The geometries of the ribosome and translocon are based on cryo-EM structures.52 Residue-specific interactions have been parameterized based on over 200 µs of simulations with the MARTINI forcefield. Fitting is performed using a Bayesian uncertainty quantification framework.53 This approach represents an update relative previous published methodology, and the new parameters utilized herein are included in Supplemental Table 2. All other parameters necessary to describe the system are available in previous published work.45 Integration is performed using overdamped Langevin dynamics with a diffusion coefficient of 253 nm2/s and a time step of 300 ns. Despite the significant simplifications involved in this model, the CGMD model has proven accurate in capturing the integration probabilities, topology distributions, and forces experienced in previous studies.44,45,47
In order to obtain the distribution of topologies for various polyprotein mutants, the translation and integration of each sequence was simulated 560 times. In order to reduce computational cost, simulations only included the first three TMDs of the alphavirus polyprotein. In order to focus on the topological preferences of TM2, restraints were applied to enforce that TM1 adopts its native topological orientation. Pulling force measurements were performed by pausing translation when the −1PRF site resides within the ribosomal peptidyl transfer center. During this pause, the final bead was fixed in place and the force on the bead exerted by the nascent chain was measured along the translocon channel axis. Due to the truncation of the exit tunnel in our model, the final bead corresponds to the amino acids 27 residues N-terminal of the −1PRF site.
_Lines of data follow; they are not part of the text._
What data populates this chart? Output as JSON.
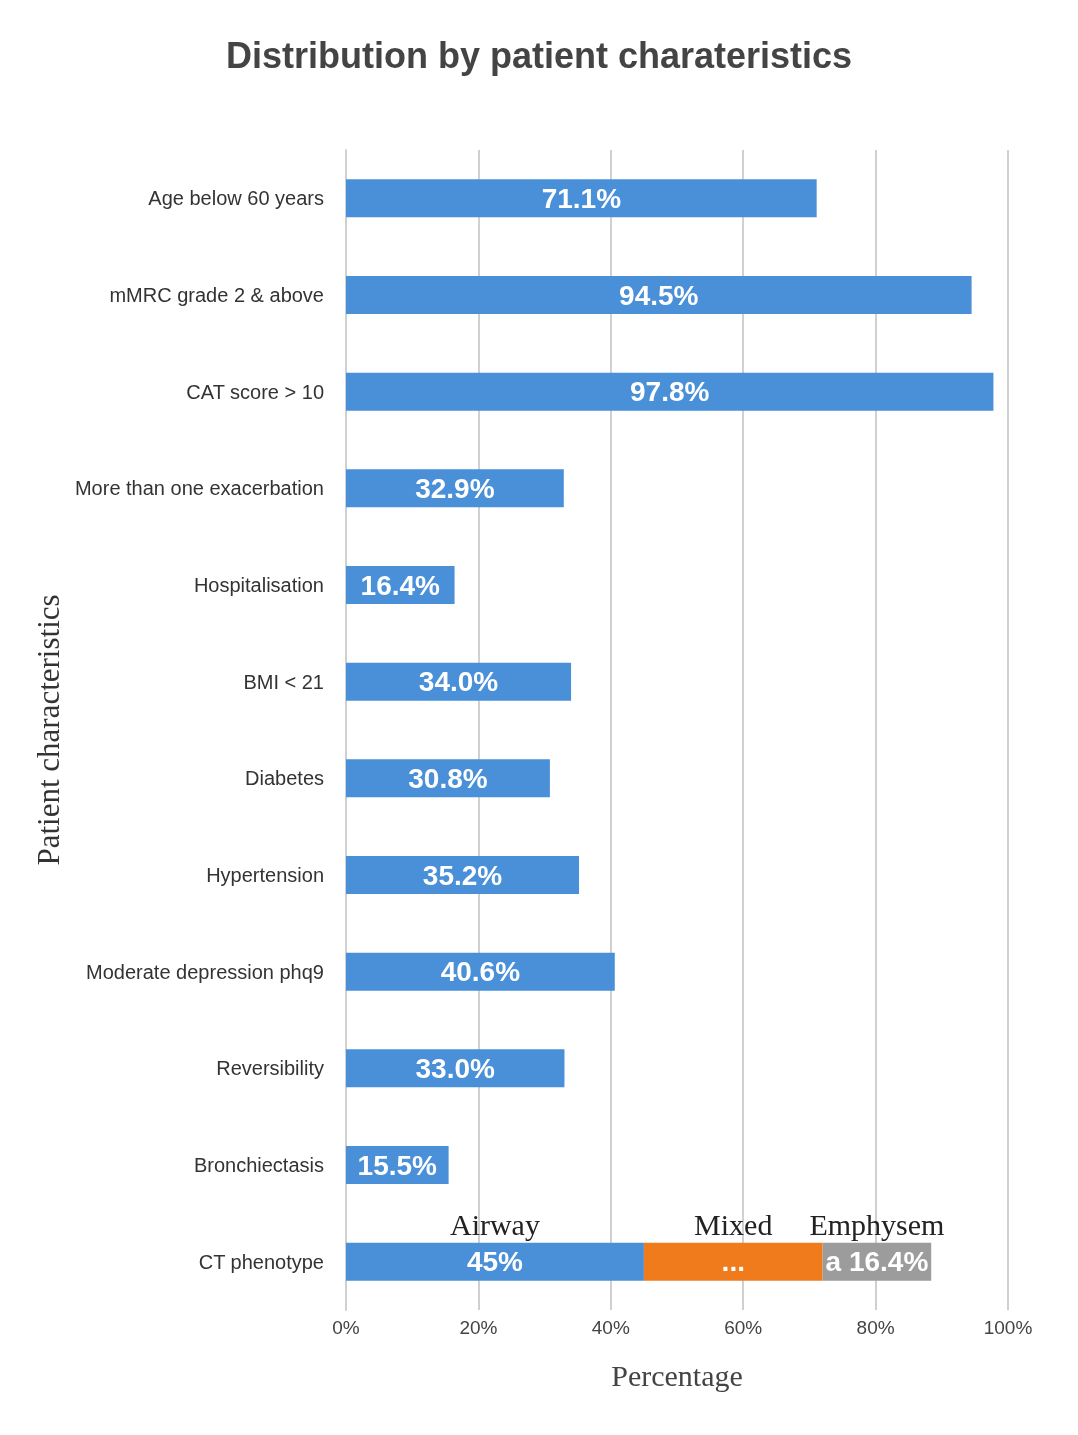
{
  "chart_data": {
    "type": "bar",
    "orientation": "horizontal",
    "stacked": true,
    "title": "Distribution by patient charateristics",
    "xlabel": "Percentage",
    "ylabel": "Patient characteristics",
    "categories": [
      "Age below 60 years",
      "mMRC grade 2 & above",
      "CAT score > 10",
      "More than one exacerbation",
      "Hospitalisation",
      "BMI < 21",
      "Diabetes",
      "Hypertension",
      "Moderate depression phq9",
      "Reversibility",
      "Bronchiectasis",
      "CT phenotype"
    ],
    "series": [
      {
        "name": "Airway",
        "color": "#4a90d9",
        "values": [
          71.1,
          94.5,
          97.8,
          32.9,
          16.4,
          34.0,
          30.8,
          35.2,
          40.6,
          33.0,
          15.5,
          45
        ],
        "value_labels": [
          "71.1%",
          "94.5%",
          "97.8%",
          "32.9%",
          "16.4%",
          "34.0%",
          "30.8%",
          "35.2%",
          "40.6%",
          "33.0%",
          "15.5%",
          "45%"
        ]
      },
      {
        "name": "Mixed",
        "color": "#f07b1c",
        "values": [
          null,
          null,
          null,
          null,
          null,
          null,
          null,
          null,
          null,
          null,
          null,
          27
        ],
        "value_labels": [
          null,
          null,
          null,
          null,
          null,
          null,
          null,
          null,
          null,
          null,
          null,
          "..."
        ]
      },
      {
        "name": "Emphysem",
        "color": "#9c9c9c",
        "values": [
          null,
          null,
          null,
          null,
          null,
          null,
          null,
          null,
          null,
          null,
          null,
          16.4
        ],
        "value_labels": [
          null,
          null,
          null,
          null,
          null,
          null,
          null,
          null,
          null,
          null,
          null,
          "a 16.4%"
        ]
      }
    ],
    "xlim": [
      0,
      100
    ],
    "xticks": [
      {
        "value": 0,
        "label": "0%"
      },
      {
        "value": 20,
        "label": "20%"
      },
      {
        "value": 40,
        "label": "40%"
      },
      {
        "value": 60,
        "label": "60%"
      },
      {
        "value": 80,
        "label": "80%"
      },
      {
        "value": 100,
        "label": "100%"
      }
    ],
    "grid": "x",
    "legend": false
  }
}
Translation is paused for 3 seconds, which is equivalent to the time it would take to translate 5 beads. This relatively short time window ensures that the distribution of polyprotein topologies is not affected by the pause. During this window, pulling forces were measured at a rate of 333 frames per second. In order to sample a wide range of topologies and conformations, each mutant was independently simulated 560 times. This protocol is analogous to force measurements performed in previous work, with exception of a shortened pausing duration.47
Author Contributions
J.P.S, S.M., and T.F.M. III designed the experiments. H.R.H., L.M.C., W.D.P, and V.N. produced the genetic constructs and carried out the biochemical and cellular experiments. M.H.Z. carried out and analyzed CGMD simulations. J.P.S. wrote the manuscript with editorial input from S.M. and T.F.M. III.
Competing Interests
The authors declare no conflict of interest.
Data Availability
The datasets described herein are available from the corresponding authors upon request. Accession numbers are provided in Table 1.
Code Availability
All code relating to the CGMD simulations detailed herein have been previously detailed in references 39 and 41, and are freely available upon request.
Acknowledgments
We thank Renuka Kudva and Gunnar von Heijne for scientific input. We thank David Giedroc and Jonathan Dinman for editorial input. We thank Christiane Hassel and the Indiana University Bloomington Flow Cytometry Core Facility for their experimental support. This research was supported in part by grant from the National Institute of Allergy and Infectious Diseases (NIAID) to J.P.S. and S. M. (R21AI142383) as well as a grant from the National Institute of General Medical Sciences to T. F. M. (R01GM125063).
Footnotes
Text has been updated for clarification.